My book was a combination of historical record, through research, and my own reflections and recollections of what went on in that period. I was not in the service, because I was a bit too young, but most of my friends ended up in the armed services. I examined not only the battlefront, where there were heroes like John Basilone, but also the home front, the participation of many immigrant Italians to work on behalf of the war effort. A quick example. At one point General Eisenhower visited a clothing factory in Brooklyn owned by Italian Americans, where he congratulated and thanked them for making the uniforms for 16 million people in the armed services: an activity not as dramatic as the battlefront, but one in which people on the home front were helping the war effort in various capacities. And so it was a labor of love for me, a labor I'm glad I got it out there.
You are also the author of "Wop! A Documentary History of Anti-Italian Discrimination". Please tell us something more about this
I wrote that in the early 1970s, I think it was published in 1972. The Italian immigrants were considered by the Americans as illiterate, and many of them were; but that was held against them, and they were criticized for going around begging for alms. Another reason for discrimination was the Catholic religion: American Protestants looked upon these newcomers as ignorant. There were other reasons, but the biggest single ongoing reason for discrimination is the issue of crime. Even before Italian immigrants started to come in large numbers, one could read in the most prestigious newspapers and journals about crime in Italy: robbers and bandits became almost a steady diet so by the time they came here the Americans were already thinking about them as criminals. Of course this image continued with the mafia and then with The Godfather.

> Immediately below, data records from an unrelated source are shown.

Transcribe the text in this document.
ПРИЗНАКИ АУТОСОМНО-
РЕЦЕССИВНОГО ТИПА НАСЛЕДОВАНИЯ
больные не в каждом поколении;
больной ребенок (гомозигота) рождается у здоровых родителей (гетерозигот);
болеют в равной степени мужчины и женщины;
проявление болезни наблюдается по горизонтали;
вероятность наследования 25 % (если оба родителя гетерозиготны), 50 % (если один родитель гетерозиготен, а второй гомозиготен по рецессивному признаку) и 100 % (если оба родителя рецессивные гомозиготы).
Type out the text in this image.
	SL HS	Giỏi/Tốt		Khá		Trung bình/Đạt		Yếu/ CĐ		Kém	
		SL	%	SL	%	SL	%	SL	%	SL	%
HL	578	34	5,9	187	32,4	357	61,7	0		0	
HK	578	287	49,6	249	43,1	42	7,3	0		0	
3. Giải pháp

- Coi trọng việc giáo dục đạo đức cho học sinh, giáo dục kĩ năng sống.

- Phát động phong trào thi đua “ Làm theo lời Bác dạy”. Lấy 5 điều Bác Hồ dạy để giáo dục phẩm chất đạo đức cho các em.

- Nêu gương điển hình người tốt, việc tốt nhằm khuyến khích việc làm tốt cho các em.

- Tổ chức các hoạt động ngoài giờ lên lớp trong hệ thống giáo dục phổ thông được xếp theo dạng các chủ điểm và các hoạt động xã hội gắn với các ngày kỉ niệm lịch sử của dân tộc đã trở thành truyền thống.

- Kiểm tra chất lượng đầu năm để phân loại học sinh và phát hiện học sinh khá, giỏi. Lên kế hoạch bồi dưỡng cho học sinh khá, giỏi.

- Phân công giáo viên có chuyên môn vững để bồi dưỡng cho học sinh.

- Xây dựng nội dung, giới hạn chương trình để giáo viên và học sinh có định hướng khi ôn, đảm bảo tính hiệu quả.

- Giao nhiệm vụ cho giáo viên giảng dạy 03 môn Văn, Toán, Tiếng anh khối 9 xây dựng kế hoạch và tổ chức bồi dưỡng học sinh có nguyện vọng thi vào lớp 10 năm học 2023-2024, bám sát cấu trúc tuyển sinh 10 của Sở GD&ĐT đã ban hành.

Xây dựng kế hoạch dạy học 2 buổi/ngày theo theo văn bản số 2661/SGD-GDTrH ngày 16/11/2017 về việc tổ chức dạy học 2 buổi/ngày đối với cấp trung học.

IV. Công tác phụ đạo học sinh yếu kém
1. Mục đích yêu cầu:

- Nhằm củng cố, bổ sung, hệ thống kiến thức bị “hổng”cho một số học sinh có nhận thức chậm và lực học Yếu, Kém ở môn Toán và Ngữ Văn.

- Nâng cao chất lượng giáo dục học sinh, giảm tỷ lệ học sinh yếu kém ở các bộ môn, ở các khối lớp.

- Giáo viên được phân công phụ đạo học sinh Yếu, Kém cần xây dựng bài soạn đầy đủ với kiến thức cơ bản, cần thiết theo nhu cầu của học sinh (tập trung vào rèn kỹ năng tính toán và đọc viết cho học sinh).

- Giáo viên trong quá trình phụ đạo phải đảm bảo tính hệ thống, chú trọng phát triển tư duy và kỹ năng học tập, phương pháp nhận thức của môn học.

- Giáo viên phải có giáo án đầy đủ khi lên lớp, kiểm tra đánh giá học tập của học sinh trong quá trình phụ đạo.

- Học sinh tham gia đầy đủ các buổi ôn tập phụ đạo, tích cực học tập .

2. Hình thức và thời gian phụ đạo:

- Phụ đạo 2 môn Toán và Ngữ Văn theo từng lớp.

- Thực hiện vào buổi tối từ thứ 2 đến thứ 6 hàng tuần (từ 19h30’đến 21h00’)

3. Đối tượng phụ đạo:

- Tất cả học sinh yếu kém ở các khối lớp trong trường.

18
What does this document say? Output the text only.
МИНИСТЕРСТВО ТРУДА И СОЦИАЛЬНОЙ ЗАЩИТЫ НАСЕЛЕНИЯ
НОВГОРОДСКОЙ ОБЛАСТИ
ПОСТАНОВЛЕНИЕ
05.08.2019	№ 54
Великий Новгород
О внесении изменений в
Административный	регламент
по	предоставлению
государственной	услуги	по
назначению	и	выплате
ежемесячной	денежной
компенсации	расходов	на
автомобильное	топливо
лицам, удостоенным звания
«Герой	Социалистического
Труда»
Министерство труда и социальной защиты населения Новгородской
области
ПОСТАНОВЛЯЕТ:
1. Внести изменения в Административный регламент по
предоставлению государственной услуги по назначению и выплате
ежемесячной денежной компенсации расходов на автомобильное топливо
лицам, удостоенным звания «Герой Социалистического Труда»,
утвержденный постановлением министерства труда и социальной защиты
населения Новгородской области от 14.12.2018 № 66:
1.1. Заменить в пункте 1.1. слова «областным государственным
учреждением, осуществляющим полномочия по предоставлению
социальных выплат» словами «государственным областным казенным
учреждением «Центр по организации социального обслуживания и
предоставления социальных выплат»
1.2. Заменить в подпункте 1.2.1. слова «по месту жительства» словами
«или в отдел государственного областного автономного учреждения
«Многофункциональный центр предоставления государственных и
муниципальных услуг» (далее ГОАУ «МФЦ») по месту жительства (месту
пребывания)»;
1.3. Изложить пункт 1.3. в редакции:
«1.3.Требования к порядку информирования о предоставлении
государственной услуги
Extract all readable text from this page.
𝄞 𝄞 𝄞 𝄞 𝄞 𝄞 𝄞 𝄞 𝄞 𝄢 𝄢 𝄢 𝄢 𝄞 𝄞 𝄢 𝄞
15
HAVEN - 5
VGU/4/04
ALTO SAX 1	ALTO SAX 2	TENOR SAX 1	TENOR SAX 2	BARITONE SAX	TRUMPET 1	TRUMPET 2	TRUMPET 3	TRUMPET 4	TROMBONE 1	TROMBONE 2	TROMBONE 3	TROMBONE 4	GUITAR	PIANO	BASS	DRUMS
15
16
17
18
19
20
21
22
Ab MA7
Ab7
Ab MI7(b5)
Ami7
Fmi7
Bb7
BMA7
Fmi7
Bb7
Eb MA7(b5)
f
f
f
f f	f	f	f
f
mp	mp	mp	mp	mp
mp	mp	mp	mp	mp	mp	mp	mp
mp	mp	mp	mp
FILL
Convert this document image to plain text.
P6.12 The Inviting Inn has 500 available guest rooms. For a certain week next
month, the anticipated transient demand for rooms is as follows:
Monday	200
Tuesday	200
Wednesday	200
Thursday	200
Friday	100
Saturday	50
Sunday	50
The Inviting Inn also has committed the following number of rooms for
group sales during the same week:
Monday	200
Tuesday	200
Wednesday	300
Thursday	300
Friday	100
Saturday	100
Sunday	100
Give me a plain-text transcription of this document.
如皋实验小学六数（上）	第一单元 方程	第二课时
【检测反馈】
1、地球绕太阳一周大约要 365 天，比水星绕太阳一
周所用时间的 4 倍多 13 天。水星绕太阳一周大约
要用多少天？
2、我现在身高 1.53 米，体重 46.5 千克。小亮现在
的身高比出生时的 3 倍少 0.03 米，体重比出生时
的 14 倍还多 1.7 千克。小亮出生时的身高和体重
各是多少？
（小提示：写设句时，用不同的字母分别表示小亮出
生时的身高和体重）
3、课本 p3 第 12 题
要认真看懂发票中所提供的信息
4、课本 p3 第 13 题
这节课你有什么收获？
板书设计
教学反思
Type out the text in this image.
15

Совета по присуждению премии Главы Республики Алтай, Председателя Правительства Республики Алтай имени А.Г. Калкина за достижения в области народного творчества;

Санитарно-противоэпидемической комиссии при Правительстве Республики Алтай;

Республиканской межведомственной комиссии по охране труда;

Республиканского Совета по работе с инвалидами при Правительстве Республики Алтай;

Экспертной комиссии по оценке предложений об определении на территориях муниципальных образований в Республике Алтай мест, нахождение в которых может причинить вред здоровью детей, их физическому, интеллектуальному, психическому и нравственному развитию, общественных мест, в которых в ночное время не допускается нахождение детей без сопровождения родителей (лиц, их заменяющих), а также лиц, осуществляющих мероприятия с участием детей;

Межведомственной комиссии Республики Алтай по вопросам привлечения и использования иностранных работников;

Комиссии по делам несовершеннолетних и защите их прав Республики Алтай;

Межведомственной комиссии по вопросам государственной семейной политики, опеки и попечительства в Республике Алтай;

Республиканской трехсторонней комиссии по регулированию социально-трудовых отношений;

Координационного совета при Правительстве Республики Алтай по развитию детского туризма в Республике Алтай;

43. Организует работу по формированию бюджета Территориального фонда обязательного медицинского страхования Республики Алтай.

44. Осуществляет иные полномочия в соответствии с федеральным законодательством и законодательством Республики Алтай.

So, this is something with an ongoing basis for discrimination, and I think it still continues to a degree, not as severe as it used to be, but it's still there: and I think that this was important to record.
Is there a new book are you working on right now?
In the next few months, I have a new book coming out. The title is "The Office of Strategic Services and Italian Americans. The untold story". I explore the significant if not vital role of Italian Americans in the intelligence/spy organization that existed before there was a CIA. The untold story revolves around the OSS, which relied on the participation of many Italian Americans for infiltration purposes. It's quite a story.
Last but not least: what do you think about the severe harsh that day by day seems to grow in America against Christoper Columbus?
I think that it's unfortunate that it's happening. Columbus was perhaps no saint but he was the foremost explorer in over 500 years. He was a man of his times. All European explorers looked down on the American Indians, he wasn't the first one to do this or the last. I think that the Indigenous Americans have latched onto something that emphasizes what their interest is, which is fine: they have not been treated fairly, I think they deserve a better hearing. But that can be done with denigrating another ethnic group.
I have a problem with the way the Native Americans have tried to put all the blame on Columbus: they have a legitimate cause, but that shouldn't be at the expense of other groups - it unleashes bitter feelings. He did what he had to do at that time, he's the effective discoverer of America, and we can't get away from that: that's a historical fact. The people that had come before never made much of a dent, it's almost as if they were never here, the world was different after Columbus.